A beautiful celebration of Easter Day has come and gone. But part of our Good News is that Easter is not over! This one beautiful and meaningful day is actually fifty days long! Alleluia! In the Anglican Church Easter is a season that extends from the Great Vigil of Easter through the last service on the Day of Pentecost. Up to around the 4th century the “Great Fifty Days” was actually called Pentecost. These days were treated as ‘one great day’ of rejoicing with no fasting and no kneeling.
As the Church grew in her faith the Lord’s Day was realized as both the first day of the week but also the Christian’s ‘eighth day.’ The ‘eighth day’ referenced the eschatological beginning of the new era when Christ shall make all things new. (Rev. 21)
As the Church matured in teaching its theology it was realized that the newly baptized needed specific teaching on the sacramental faith and how to live their life in Christ. Bishops and theologians like St. Ambrose and St. Cyril have left us amazing sermons on the meaning of the sacraments and the new life in Christ. Here is an example: The Power of the Waters of Baptism St. Ambrose.
Instruction centered more and more on the themes of the paschal mystery of Christ, the Resurrection and baptism which gave reason to having a season focused of the Easter mysteries. In time this pushed the themes of Pentecost into a new season of its own.
Today what you find in the Book of Common Prayer is the Great Fifty Days of Easter with the Day of Pentecost (Whitsunday) as the Eighth Sunday of the Easter season.
The paschal candle burns at every service during the Great Fifty Days of Easter. (BCP, 287) Previous Prayer Books allowed for the extinguishing of the paschal candle on Ascension Day which is the 40th day of Easter. This practice was to respect the biblical moment when our Lord ascended into Heaven and the apostles were left to vigil for 9 days waiting for the promised gift of the Holy Spirit. But this practice also obscures the unity of the Great Fifty Days and even suggests that Ascension Day began a new season. So that practice has ended and the paschal candle remains lit through the Day of Pentecost.
From this event developed the prayer “novenas” (from the Latin ‘nine’) imitating the apostles waiting and praying the nine days between the Ascension of our Lord and the Day of Pentecost in prayer. Novenas became a practice of many Christians to devote nine days in prayer for a special purpose.

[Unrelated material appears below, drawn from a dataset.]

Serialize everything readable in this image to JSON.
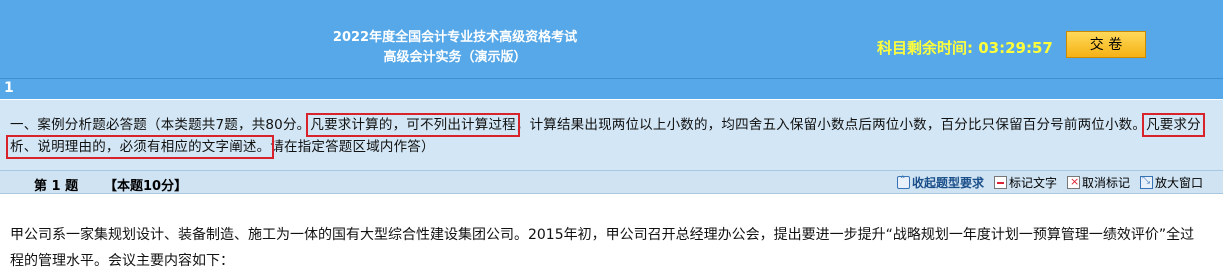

We read a lesson from the Acts of the Apostles each day during the Great Fifty Days including at every Sunday Eucharist. This replaces the Old Testament readings. The Gospel of John is used each Sunday with the exception of the third week of Easter which uses a reading from Luke.
So the Anglican Church celebrates Easter this year through the last Mass on May 24, 2015. The last Mass on the Day of Pentecost marks the close of the Great Fifty Days of Easter. At which time we begin the season of Pentecost celebrating the outpouring of the Holy Spirit.